Monday, October 11, 2010

Postmodernism and Rasslin'

Somehow three boys from Arkansas ended up renting a house together in Durham, NC in 1981. Ralph Smith, Mike McDonald and I christened our home on Iredell Street "Toadsuck East." The last time I was in Durham for the Duke Divinity School Convocation sometime in the early nineties, I was surprised to hear a div school student who was driving me to my hotel casually mention that he lived with two other guys in an old house over by East Campus called Toadsuck East (!).

Toadsuck was the sight of various mild debaucheries including a near arrest on our front porch in the wee hours of the morning when a group of young male seminarians rendered their falsetto version of "You Make Me Feel Like a Natural Woman," and the regular theft/kidnapping of the concrete lawn toads that flanked the front steps known as "Sonny and Cher." It was a fairly ... unstructured ... environment.

But there was one weekly event on the calendar set in stone. At 4:00P.M. every Sunday afternoon, we would gather in front of our television and tune it to TBS out of Atlanta for Georgia Championship Wrestling hosted by Gordon Solie. GCW in those days had no entry music or fireworks or bimbos or people named McMahon. It was a simple testosterone-charged soap opera populated by guys like Dusty Rhodes, Ole and Arn Anderson, Jack Brisco, Tommy 'Wildfire' Rich, Ivan Koloff, the Funk brothers, Rowdy Roddy Piper, and Koko Beware. The personas and story lines were there, but in an earlier and much more modest and benign form. There was never a moment's doubt about who the good guys and bad buys were, and when a wrestler crossed-over from one side to the other, the impact was thunderous. It was pure theater in tights and beer guts. There was a high degree of moral certainty and absolutely no ambivalence. The objects of our deepest love and darkest hate were clearly marked.

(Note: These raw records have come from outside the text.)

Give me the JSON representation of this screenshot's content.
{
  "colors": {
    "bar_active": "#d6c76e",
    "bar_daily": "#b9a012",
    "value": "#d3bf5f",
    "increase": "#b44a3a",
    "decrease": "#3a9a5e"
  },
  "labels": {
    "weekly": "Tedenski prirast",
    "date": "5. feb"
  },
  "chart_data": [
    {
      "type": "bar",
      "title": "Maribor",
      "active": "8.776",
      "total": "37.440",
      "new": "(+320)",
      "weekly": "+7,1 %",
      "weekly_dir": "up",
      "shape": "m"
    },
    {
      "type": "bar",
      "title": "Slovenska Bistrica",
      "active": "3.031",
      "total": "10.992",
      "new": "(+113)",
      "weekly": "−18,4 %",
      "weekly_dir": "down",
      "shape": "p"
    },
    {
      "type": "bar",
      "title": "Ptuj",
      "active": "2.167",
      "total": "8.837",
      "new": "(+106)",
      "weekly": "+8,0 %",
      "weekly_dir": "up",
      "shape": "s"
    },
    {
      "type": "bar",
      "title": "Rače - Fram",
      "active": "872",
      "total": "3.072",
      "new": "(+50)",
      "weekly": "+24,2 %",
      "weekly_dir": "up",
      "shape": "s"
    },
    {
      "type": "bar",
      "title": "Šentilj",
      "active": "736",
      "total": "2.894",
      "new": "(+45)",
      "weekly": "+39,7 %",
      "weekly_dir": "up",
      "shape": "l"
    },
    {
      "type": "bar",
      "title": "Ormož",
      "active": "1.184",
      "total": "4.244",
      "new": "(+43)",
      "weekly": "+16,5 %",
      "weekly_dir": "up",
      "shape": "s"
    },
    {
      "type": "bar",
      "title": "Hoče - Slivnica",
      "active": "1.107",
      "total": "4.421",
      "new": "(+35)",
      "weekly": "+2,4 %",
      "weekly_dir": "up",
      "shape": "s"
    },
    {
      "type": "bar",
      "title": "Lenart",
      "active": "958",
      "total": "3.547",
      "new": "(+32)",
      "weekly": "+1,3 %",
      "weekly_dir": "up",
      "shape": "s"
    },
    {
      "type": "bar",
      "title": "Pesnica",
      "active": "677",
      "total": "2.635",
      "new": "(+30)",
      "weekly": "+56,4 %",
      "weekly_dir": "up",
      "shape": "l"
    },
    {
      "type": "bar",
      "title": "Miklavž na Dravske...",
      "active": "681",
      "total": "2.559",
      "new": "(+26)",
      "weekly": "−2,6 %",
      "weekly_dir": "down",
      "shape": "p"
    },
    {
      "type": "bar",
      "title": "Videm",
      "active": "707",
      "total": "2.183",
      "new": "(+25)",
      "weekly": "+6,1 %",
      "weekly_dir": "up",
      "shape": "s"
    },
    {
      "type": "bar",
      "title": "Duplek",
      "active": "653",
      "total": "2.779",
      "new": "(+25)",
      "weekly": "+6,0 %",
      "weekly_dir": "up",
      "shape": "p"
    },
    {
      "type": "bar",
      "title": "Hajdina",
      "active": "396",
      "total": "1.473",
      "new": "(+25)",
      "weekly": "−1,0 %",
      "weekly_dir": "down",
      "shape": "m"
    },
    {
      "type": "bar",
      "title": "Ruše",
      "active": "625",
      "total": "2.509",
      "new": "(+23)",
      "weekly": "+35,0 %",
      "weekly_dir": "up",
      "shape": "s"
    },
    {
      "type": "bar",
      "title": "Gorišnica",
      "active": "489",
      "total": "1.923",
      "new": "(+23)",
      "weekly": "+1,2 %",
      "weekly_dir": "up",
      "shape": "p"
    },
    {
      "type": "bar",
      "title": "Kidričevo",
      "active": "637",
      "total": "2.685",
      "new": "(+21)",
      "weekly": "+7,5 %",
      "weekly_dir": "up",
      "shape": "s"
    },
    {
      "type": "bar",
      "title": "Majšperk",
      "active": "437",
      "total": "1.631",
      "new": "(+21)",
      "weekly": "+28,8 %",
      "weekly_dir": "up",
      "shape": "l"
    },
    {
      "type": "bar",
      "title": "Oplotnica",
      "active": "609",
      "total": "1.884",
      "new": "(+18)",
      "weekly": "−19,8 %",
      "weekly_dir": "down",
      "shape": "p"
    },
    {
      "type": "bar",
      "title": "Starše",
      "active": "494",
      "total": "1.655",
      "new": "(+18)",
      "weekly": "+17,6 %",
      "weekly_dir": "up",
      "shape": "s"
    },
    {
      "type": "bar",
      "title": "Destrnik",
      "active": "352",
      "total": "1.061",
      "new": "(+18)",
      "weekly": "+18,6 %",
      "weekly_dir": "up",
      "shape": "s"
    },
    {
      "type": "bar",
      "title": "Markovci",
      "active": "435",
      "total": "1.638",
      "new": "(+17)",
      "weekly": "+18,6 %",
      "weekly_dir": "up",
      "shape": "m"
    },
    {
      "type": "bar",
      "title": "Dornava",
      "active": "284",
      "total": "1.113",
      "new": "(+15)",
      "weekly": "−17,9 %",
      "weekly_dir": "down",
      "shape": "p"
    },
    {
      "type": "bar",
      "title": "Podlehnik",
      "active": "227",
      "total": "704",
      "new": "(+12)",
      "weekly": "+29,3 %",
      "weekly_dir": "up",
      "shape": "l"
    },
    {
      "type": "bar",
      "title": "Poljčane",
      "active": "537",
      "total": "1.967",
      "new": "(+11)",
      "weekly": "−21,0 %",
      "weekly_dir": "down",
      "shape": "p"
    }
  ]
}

As the school year deepened Toadsuck was becoming something of an off-campus student center and others began joining us for our Sunday afternoon ritual. I recall waking up one Sunday afternoon in the spring having slept all morning and most of the afternoon following one of my third shift jobs, walking out in the living room, and seeing no fewer than a dozen seminarians - Duke seminarians - screaming, cheering and yelling as Dusty Rhodes dropped an Atomic Elbow on some hapless Somoan guy. I thought to myself, "How did this happen...?"

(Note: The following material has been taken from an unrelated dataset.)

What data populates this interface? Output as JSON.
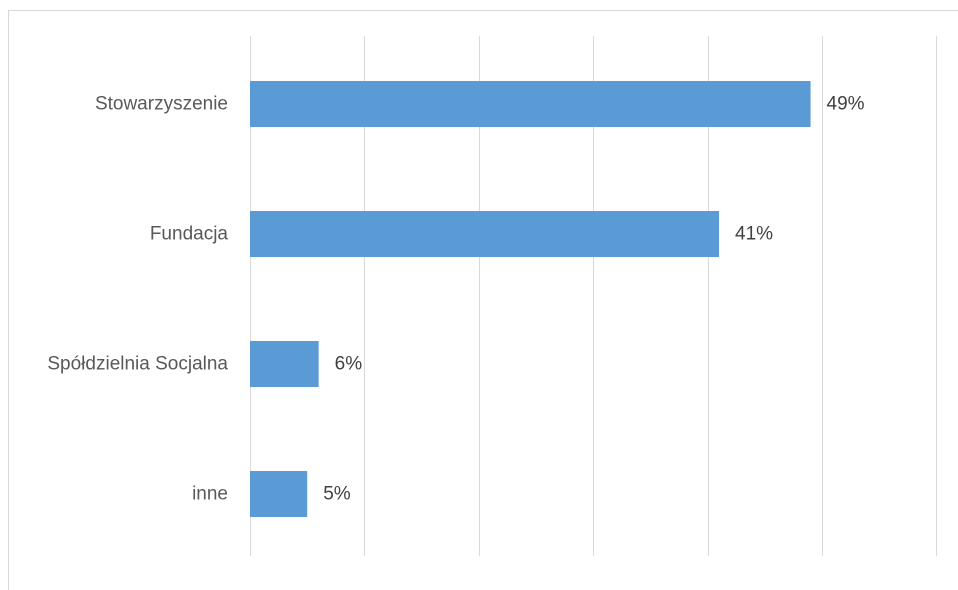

I was taken to task by one of my blue-blooded classmates that year who found this fondness for rasslin' to be a disgusting and pointedly egregious crime against Good Taste. Defensively I countered that in a time witnessing the rise of relativity and the erosion of absolutes, we damn well better have something that clearly delineates good and evil, the heroic and the villainous. He stared back at me stricken - probably not from the shrewdness of my retort but from its sheer ridiculousness.

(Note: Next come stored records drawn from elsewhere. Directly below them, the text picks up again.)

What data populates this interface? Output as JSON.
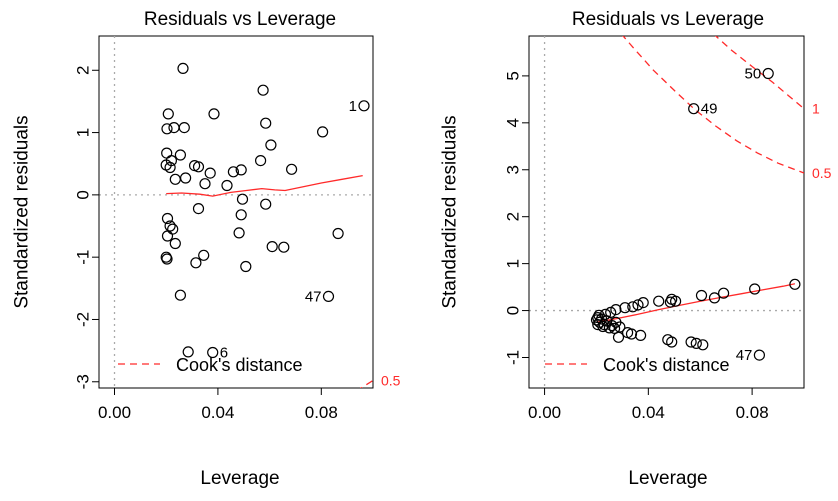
{
  "chart_data": [
    {
      "type": "scatter",
      "title": "Residuals vs Leverage",
      "xlabel": "Leverage",
      "ylabel": "Standardized residuals",
      "xlim": [
        -0.006,
        0.1
      ],
      "ylim": [
        -3.1,
        2.55
      ],
      "xticks": [
        0.0,
        0.04,
        0.08
      ],
      "xtick_labels": [
        "0.00",
        "0.04",
        "0.08"
      ],
      "yticks": [
        -3,
        -2,
        -1,
        0,
        1,
        2
      ],
      "ytick_labels": [
        "-3",
        "-2",
        "-1",
        "0",
        "1",
        "2"
      ],
      "points": [
        {
          "x": 0.0208,
          "y": 1.3
        },
        {
          "x": 0.0203,
          "y": 1.06
        },
        {
          "x": 0.023,
          "y": 1.08
        },
        {
          "x": 0.027,
          "y": 1.08
        },
        {
          "x": 0.0202,
          "y": 0.67
        },
        {
          "x": 0.022,
          "y": 0.55
        },
        {
          "x": 0.02,
          "y": 0.48
        },
        {
          "x": 0.0215,
          "y": 0.44
        },
        {
          "x": 0.0255,
          "y": 0.64
        },
        {
          "x": 0.0235,
          "y": 0.25
        },
        {
          "x": 0.0275,
          "y": 0.27
        },
        {
          "x": 0.031,
          "y": 0.47
        },
        {
          "x": 0.0325,
          "y": 0.45
        },
        {
          "x": 0.035,
          "y": 0.18
        },
        {
          "x": 0.0385,
          "y": 1.3
        },
        {
          "x": 0.0265,
          "y": 2.03
        },
        {
          "x": 0.037,
          "y": 0.35
        },
        {
          "x": 0.0435,
          "y": 0.15
        },
        {
          "x": 0.046,
          "y": 0.37
        },
        {
          "x": 0.049,
          "y": 0.4
        },
        {
          "x": 0.0565,
          "y": 0.55
        },
        {
          "x": 0.0575,
          "y": 1.68
        },
        {
          "x": 0.0585,
          "y": 1.15
        },
        {
          "x": 0.0605,
          "y": 0.8
        },
        {
          "x": 0.0685,
          "y": 0.41
        },
        {
          "x": 0.0805,
          "y": 1.01
        },
        {
          "x": 0.0965,
          "y": 1.43
        },
        {
          "x": 0.0205,
          "y": -0.38
        },
        {
          "x": 0.0215,
          "y": -0.5
        },
        {
          "x": 0.0225,
          "y": -0.55
        },
        {
          "x": 0.0205,
          "y": -0.66
        },
        {
          "x": 0.0235,
          "y": -0.78
        },
        {
          "x": 0.02,
          "y": -1.0
        },
        {
          "x": 0.0203,
          "y": -1.03
        },
        {
          "x": 0.0325,
          "y": -0.22
        },
        {
          "x": 0.0315,
          "y": -1.09
        },
        {
          "x": 0.0345,
          "y": -0.97
        },
        {
          "x": 0.0495,
          "y": -0.07
        },
        {
          "x": 0.049,
          "y": -0.32
        },
        {
          "x": 0.0482,
          "y": -0.61
        },
        {
          "x": 0.0508,
          "y": -1.15
        },
        {
          "x": 0.0585,
          "y": -0.15
        },
        {
          "x": 0.061,
          "y": -0.83
        },
        {
          "x": 0.0655,
          "y": -0.84
        },
        {
          "x": 0.0865,
          "y": -0.62
        },
        {
          "x": 0.0255,
          "y": -1.61
        },
        {
          "x": 0.0828,
          "y": -1.63
        },
        {
          "x": 0.0285,
          "y": -2.52
        },
        {
          "x": 0.038,
          "y": -2.53
        }
      ],
      "point_labels": [
        {
          "x": 0.0965,
          "y": 1.43,
          "text": "1",
          "side": "left"
        },
        {
          "x": 0.0828,
          "y": -1.63,
          "text": "47",
          "side": "left"
        },
        {
          "x": 0.038,
          "y": -2.53,
          "text": "6",
          "side": "right"
        }
      ],
      "smooth_line": {
        "x": [
          0.02,
          0.026,
          0.033,
          0.038,
          0.045,
          0.051,
          0.057,
          0.062,
          0.066,
          0.073,
          0.08,
          0.088,
          0.096
        ],
        "y": [
          0.02,
          0.03,
          0.01,
          -0.02,
          0.04,
          0.07,
          0.1,
          0.08,
          0.07,
          0.13,
          0.19,
          0.25,
          0.31
        ]
      },
      "cooks_contours": [
        {
          "label": "0.5",
          "x": [
            0.0935,
            0.1
          ],
          "y": [
            -3.15,
            -2.98
          ]
        }
      ],
      "legend": {
        "label": "Cook's distance",
        "position": "bottom-left"
      }
    },
    {
      "type": "scatter",
      "title": "Residuals vs Leverage",
      "xlabel": "Leverage",
      "ylabel": "Standardized residuals",
      "xlim": [
        -0.006,
        0.1
      ],
      "ylim": [
        -1.65,
        5.85
      ],
      "xticks": [
        0.0,
        0.04,
        0.08
      ],
      "xtick_labels": [
        "0.00",
        "0.04",
        "0.08"
      ],
      "yticks": [
        -1,
        0,
        1,
        2,
        3,
        4,
        5
      ],
      "ytick_labels": [
        "-1",
        "0",
        "1",
        "2",
        "3",
        "4",
        "5"
      ],
      "points": [
        {
          "x": 0.0862,
          "y": 5.05
        },
        {
          "x": 0.0575,
          "y": 4.3
        },
        {
          "x": 0.0965,
          "y": 0.56
        },
        {
          "x": 0.081,
          "y": 0.46
        },
        {
          "x": 0.069,
          "y": 0.37
        },
        {
          "x": 0.0655,
          "y": 0.27
        },
        {
          "x": 0.0605,
          "y": 0.32
        },
        {
          "x": 0.0505,
          "y": 0.2
        },
        {
          "x": 0.049,
          "y": 0.24
        },
        {
          "x": 0.0485,
          "y": 0.18
        },
        {
          "x": 0.044,
          "y": 0.2
        },
        {
          "x": 0.038,
          "y": 0.17
        },
        {
          "x": 0.036,
          "y": 0.12
        },
        {
          "x": 0.034,
          "y": 0.08
        },
        {
          "x": 0.031,
          "y": 0.06
        },
        {
          "x": 0.0275,
          "y": 0.02
        },
        {
          "x": 0.0255,
          "y": -0.04
        },
        {
          "x": 0.0235,
          "y": -0.08
        },
        {
          "x": 0.021,
          "y": -0.1
        },
        {
          "x": 0.0205,
          "y": -0.15
        },
        {
          "x": 0.02,
          "y": -0.2
        },
        {
          "x": 0.0212,
          "y": -0.25
        },
        {
          "x": 0.022,
          "y": -0.18
        },
        {
          "x": 0.023,
          "y": -0.3
        },
        {
          "x": 0.024,
          "y": -0.22
        },
        {
          "x": 0.0205,
          "y": -0.3
        },
        {
          "x": 0.0225,
          "y": -0.34
        },
        {
          "x": 0.026,
          "y": -0.32
        },
        {
          "x": 0.027,
          "y": -0.38
        },
        {
          "x": 0.029,
          "y": -0.35
        },
        {
          "x": 0.0285,
          "y": -0.57
        },
        {
          "x": 0.032,
          "y": -0.47
        },
        {
          "x": 0.0335,
          "y": -0.5
        },
        {
          "x": 0.037,
          "y": -0.53
        },
        {
          "x": 0.0475,
          "y": -0.62
        },
        {
          "x": 0.049,
          "y": -0.67
        },
        {
          "x": 0.0565,
          "y": -0.67
        },
        {
          "x": 0.0585,
          "y": -0.7
        },
        {
          "x": 0.061,
          "y": -0.73
        },
        {
          "x": 0.0828,
          "y": -0.95
        },
        {
          "x": 0.0275,
          "y": -0.25
        },
        {
          "x": 0.025,
          "y": -0.37
        }
      ],
      "point_labels": [
        {
          "x": 0.0862,
          "y": 5.05,
          "text": "50",
          "side": "left"
        },
        {
          "x": 0.0575,
          "y": 4.3,
          "text": "49",
          "side": "right"
        },
        {
          "x": 0.0828,
          "y": -0.95,
          "text": "47",
          "side": "left"
        }
      ],
      "smooth_line": {
        "x": [
          0.02,
          0.028,
          0.036,
          0.044,
          0.052,
          0.06,
          0.068,
          0.076,
          0.084,
          0.092,
          0.0965
        ],
        "y": [
          -0.25,
          -0.17,
          -0.08,
          0.02,
          0.11,
          0.2,
          0.28,
          0.36,
          0.44,
          0.52,
          0.57
        ]
      },
      "cooks_contours": [
        {
          "label": "1",
          "x": [
            0.065,
            0.072,
            0.08,
            0.088,
            0.094,
            0.1
          ],
          "y": [
            5.9,
            5.55,
            5.2,
            4.86,
            4.58,
            4.3
          ]
        },
        {
          "label": "0.5",
          "x": [
            0.0295,
            0.035,
            0.042,
            0.05,
            0.058,
            0.066,
            0.074,
            0.082,
            0.09,
            0.1
          ],
          "y": [
            5.9,
            5.55,
            5.12,
            4.69,
            4.28,
            3.93,
            3.62,
            3.36,
            3.14,
            2.93
          ]
        }
      ],
      "legend": {
        "label": "Cook's distance",
        "position": "bottom-left"
      }
    }
  ]
}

It was ridiculous. But I had a point.

"Postmodernism" is a term not much in currency during my academic years, but from what I gather it refers to a very large, very general, and very non-specific trend in culture, politics, and art away from objectivity to subjectivity, from global narratives to multiple narratives, from absolutism to relativity, and from community to individuality.

Still unclear? Yea, me too, but haven't you noticed that in the movies the characters who used to be the good guys now aren't all that good, and the bad guys, with some exceptions, are not all that bad? No more black hats and white hats - they are all wearing gray. Marketers and advertisers used to exploit our desire for whiter teeth, bigger cars, sexier legs and cleaner floors, but now are going after our lust for 'personal choice' ("have it YOUR way ..."). The most interesting characters in our novels are not caught up in the simple decisions between right and wrong, but between wrong and wrong. Institutions from our churches to our schools to city hall to the White House are universally held in suspicion, and stuff we used to hang our hats on and could count on as sure things .. aren't. The center, alas, is not holding.

Sociologists adopted a French word for this cultural malaise: anomie. Another good French word for it is ennui. And it spawns some really nasty stuff from the more vicious forms of Christian and Islamic fundamentalism to Joe McCarthy to the Ku Klux Klan to the John Birch Society and its bizarre grandchild The Tea Party. It has been, and will continue to be, exploited ad infinitum by office seekers and various cultural pundits. It has turned Newt Gingrich and Sarah Palin into significant power brokers and millionaires, and led Glen Beck and many of his followers to believe he is a messiah of some kind.

And you thought rasslin' was bizarre.